I guess if I have a real idol, it's Ted Williams, the great baseball player. He was a fascinating figure beyond his fascinating baseball career and became a famous sports fisherman and famous fighter pilot. I remember when I was a kid, I learned everything I could about him and I read that the strongest thing that he ever drank was a milkshake. It was so important to him to be a great hitter, your senses had to be extremely sharp. That was pivotal for me as a kid and it was a big factor as to why I never drank or did anything to dull my own senses. That's the power of having a hero. And to this day, I'm a huge milkshake enthusiast; I'm on a global quest to find the world's greatest milkshake and I'd have one with Ted Williams.
What does your mom wish you were doing instead?

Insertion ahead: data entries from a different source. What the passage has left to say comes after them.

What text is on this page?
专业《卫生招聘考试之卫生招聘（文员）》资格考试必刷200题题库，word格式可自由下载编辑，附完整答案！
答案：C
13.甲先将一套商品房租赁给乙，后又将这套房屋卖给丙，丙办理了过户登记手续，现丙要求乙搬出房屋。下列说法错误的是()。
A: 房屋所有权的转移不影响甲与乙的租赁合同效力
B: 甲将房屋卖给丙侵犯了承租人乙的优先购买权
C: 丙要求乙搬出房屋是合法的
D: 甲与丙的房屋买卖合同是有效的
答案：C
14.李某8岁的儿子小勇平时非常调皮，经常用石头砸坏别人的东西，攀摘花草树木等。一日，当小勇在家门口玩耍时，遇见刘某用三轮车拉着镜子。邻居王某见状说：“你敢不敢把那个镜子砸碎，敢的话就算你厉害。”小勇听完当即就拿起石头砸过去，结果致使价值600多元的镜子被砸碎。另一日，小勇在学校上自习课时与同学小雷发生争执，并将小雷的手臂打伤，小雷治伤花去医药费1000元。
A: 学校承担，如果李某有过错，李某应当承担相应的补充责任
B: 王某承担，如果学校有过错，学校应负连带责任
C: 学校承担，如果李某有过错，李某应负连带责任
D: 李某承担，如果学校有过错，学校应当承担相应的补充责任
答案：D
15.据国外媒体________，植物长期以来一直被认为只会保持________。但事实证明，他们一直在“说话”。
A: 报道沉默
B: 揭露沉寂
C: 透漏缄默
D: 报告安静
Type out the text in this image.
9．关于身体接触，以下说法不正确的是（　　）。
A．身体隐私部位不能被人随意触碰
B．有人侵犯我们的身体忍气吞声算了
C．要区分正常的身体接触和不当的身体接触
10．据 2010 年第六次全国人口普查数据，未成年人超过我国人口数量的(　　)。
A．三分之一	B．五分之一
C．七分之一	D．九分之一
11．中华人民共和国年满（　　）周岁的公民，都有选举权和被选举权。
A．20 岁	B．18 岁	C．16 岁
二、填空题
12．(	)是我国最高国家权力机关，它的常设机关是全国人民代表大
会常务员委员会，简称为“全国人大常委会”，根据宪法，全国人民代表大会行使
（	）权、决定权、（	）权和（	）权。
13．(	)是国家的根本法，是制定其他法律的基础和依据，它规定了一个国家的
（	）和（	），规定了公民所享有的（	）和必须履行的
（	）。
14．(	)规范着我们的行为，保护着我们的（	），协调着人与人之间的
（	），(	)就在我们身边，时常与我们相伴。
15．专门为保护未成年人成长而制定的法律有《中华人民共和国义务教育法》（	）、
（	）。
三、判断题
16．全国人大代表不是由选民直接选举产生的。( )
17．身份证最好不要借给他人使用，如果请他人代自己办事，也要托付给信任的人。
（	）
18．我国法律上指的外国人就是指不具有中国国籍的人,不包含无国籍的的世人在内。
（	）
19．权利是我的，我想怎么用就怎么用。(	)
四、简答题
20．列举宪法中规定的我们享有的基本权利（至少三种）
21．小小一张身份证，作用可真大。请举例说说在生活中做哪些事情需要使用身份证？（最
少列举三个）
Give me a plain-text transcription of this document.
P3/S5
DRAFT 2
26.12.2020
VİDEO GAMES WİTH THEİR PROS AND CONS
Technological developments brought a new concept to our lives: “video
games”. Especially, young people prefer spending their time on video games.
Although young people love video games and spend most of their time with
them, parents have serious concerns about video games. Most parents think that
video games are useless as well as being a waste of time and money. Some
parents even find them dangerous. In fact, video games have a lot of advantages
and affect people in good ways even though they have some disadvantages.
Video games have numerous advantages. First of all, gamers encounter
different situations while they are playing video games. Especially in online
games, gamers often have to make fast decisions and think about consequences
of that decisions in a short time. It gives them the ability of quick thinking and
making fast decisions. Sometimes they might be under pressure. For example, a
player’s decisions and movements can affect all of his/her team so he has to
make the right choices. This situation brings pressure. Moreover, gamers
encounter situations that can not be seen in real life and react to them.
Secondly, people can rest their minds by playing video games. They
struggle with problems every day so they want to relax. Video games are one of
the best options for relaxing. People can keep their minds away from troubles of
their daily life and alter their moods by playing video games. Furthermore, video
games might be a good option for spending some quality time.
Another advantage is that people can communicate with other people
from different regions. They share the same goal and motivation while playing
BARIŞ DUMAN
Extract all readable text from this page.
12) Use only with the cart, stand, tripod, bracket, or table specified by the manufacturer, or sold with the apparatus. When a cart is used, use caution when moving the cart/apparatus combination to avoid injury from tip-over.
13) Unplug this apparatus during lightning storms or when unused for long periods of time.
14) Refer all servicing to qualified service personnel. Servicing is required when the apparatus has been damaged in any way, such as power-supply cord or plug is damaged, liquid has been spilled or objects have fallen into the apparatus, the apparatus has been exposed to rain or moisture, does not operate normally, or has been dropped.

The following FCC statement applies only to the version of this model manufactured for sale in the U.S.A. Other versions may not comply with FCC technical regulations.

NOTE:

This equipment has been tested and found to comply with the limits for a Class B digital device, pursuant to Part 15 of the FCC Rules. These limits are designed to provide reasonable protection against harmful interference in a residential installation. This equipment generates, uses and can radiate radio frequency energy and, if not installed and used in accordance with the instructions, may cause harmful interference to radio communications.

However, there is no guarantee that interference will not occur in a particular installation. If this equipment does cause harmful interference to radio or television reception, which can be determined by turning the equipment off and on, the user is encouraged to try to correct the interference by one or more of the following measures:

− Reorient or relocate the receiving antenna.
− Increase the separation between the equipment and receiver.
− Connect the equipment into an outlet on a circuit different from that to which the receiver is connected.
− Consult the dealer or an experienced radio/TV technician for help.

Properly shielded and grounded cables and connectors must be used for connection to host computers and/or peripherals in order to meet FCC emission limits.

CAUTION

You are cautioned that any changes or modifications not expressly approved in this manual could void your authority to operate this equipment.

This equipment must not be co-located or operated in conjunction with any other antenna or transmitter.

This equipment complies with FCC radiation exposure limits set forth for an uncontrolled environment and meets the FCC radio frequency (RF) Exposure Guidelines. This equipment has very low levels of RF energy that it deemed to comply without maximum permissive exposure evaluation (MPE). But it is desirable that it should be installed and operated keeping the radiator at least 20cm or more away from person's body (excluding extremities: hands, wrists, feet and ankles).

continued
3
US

The biggest regret I have in my life is that when my mother passed away, I was such a bum. I was living in squalor and just so broke. I was 26 or 27. A switch happened with my father because he wasn't so gung ho about me pursuing a music career when he saw me struggling with it. But then when I started to achieve some success, his attitude changed and I can't help but think my mother would've felt the same way. She was really on me in those days to go back to school and be a doctor. I did study biology at St. Mary's in Halifax; they don't call me the "Bachelor of Science" for nothing. But yeah, she wasn't one of those parents who was like "Pursue your dreams." So, I can only base my answer on where we were at in our relationship ten years ago but it's hard for me to believe that, if she saw how well I was doing now, she wouldn't be supportive of it.
What song would you like to have played at your funeral?
The one that comes to my mind right away is "Please Don't Talk About Me When I'm Gone" by Leon Redbone.